Pour avoir menacé et extorqué un dealer de Differdange et séquestré son ami en 2015, six hommes ont été condamnés mercredi après-midi à de lourdes peines. Jusqu’à 18 ans ferme pour certains.
« Cette affaire a permis d’arrêter un dealer. » La défense avait tenté le tout pour le tout dans ses plaidoiries. De l’avis de Me Frank Rollinger, l’avocat de l’un des prévenus, impossible de prononcer une condamnation pour le vol des produits d’activité illicite… à l’aide de violences et de menaces. Car, techniquement, le dealer n’en aurait pas été propriétaire. La 13e chambre criminelle a déclaré le moyen soulevé par la défense non fondé. Mercredi après-midi, elle a condamné les six hommes âgés de 27 à 33 ans à de lourdes peines.
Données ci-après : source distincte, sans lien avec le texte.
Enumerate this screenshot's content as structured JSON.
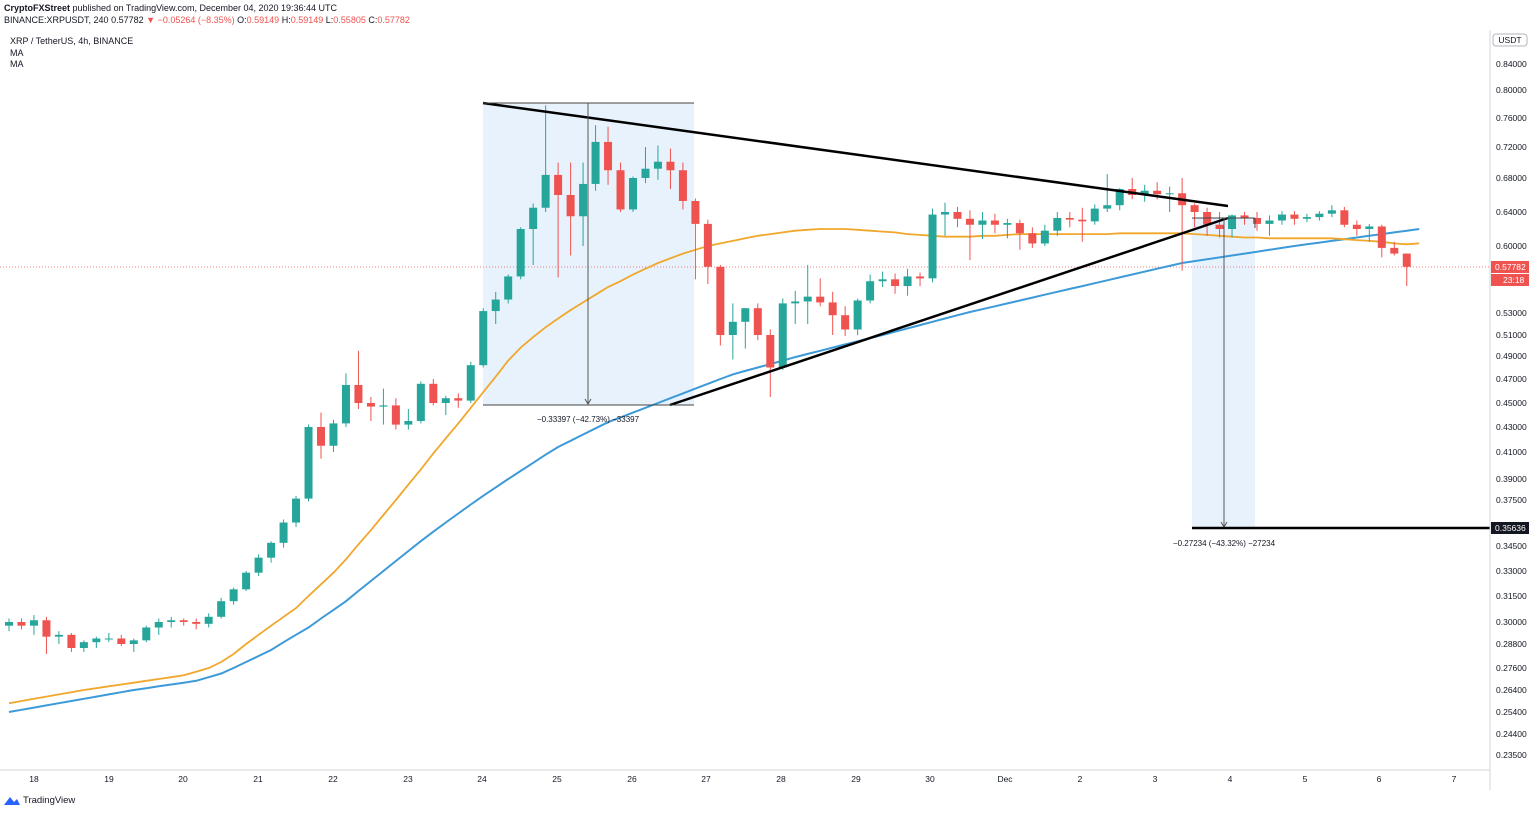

Dans son jugement, elle a dans les grandes lignes suivi les réquisitions du parquet. En raison de leurs antécédents spécifiques, de la gravité et la répétition des faits, le substitut principal réclamait 18 ans de réclusion contre les prévenus «Goma» et José M. La chambre criminelle a donné suite à cette demande. La peine de José M. est toutefois assortie d’un sursis de 10 ans.
Seize ans avaient été requis contre Sandro S. «Même s’il se présente ici comme un enfant de chœur, il est très dangereux. Il intimide des témoins», avait considéré le substitut principal. Il écope au final de 18 ans ferme. Tout comme le prévenu Luis D., qui ne s’est pas présenté à son procès. Seize ans avaient été requis à son encontre.
David D., qui bénéficie de circonstances atténuantes, est condamné à 8 ans de prison, dont 4 avec sursis. Le parquet demandait 10 ans. La peine la moins sévère (7 ans) est pour Kevin D. : «C’est le seul dont la version coïncide avec celle des témoins», avait estimé le parquet, qui réclamait néanmoins 8 ans.
Tout au long des débats, les prévenus avaient tenté de sauver leur peau, soit en contestant leur présence sur les lieux du crime, soit en minimisant leur rôle. «Certes la victime n’est pas exempte de tout reproche. Oui, c’est un dealer qui a eu un business lucratif. Mais ce n’est pas parce qu’on est délinquant qu’on ne peut pas être victime et qu’on est d’office menteur», leur avait rétorqué le substitut principal.
Séquestration, extorsion, vol à l’aide de violences et menaces et blanchiment. Voilà les infractions que le parquet reprochait aux prévenus. «Le dealer était une proie facile. Comme il était un criminel, ils pensaient qu’il n’irait sûrement pas se plaindre. Ils n’ont eu aucun scrupule à recourir à la violence.»
Trois victimes se voient allouer 15 000 euros
Le premier fait reproché remontait à l’été 2012. Dans un appartement à Audun-le-Tiche, le dealer racontait avoir été menacé et séquestré à l’aide d’une machette et d’un fer à repasser chaud. On aurait tenté de lui extorquer 20 000 euros. Son calvaire aurait pris fin quand ses agresseurs avaient pu mettre la main sur les 500 g de marijuana qu’il avait cachés dans un bois au Pakebierg à Belvaux. Visiblement les juges n’ont pas retenu ce premier fait de 2012, mais les trois suivants.
Le dealer avait parlé d’une nouvelle attaque le 29 décembre 2014 au soir. En l’espace d’un mois, il avait été trois fois visité à son domicile à Differdange. Armés d’un pistolet ou d’un couteau, les agresseurs auraient notamment soustrait 2 kg de marijuana, 30 000 euros en liquide et un sac de stupéfiants. La dernière fois, ils s’en étaient même pris à son ami de 24 ans qui promenait son chien. Ils l’avaient embarqué dans une VW Golf, frappé, blessé de deux coups de couteau dans la jambe, puis sur la banquette arrière, avec le couteau sous la gorge, forcé d’appeler son ami pour lui annoncer leur arrivée. «Ils l’ont kidnappé pour faire plier le dealer à leurs exigences», avait analysé le parquet. C’était le 25 janvier 2015. Après ce fait, le dealer avait décidé de tout déballer à la police. La suite, on la connaît.
Les six hommes ont également été condamnés à indemniser le dealer. Il se voit allouer 5 000 euros au titre du préjudice moral. Les trois hommes reconnus coupables du fait du 25 janvier doivent verser 8 000 euros à son ami séquestré. Enfin un autre jeune homme présent lors d’une attaque dans l’appartement à Differdange se voit allouer 2 000 euros au titre du préjudice moral.
À part «Goma» qui purge actuellement une peine à Arlon pour des faits de rébellion, aucun des condamnés ne se trouve en prison. Ils ont 40 jours pour interjeter appel contre le jugement.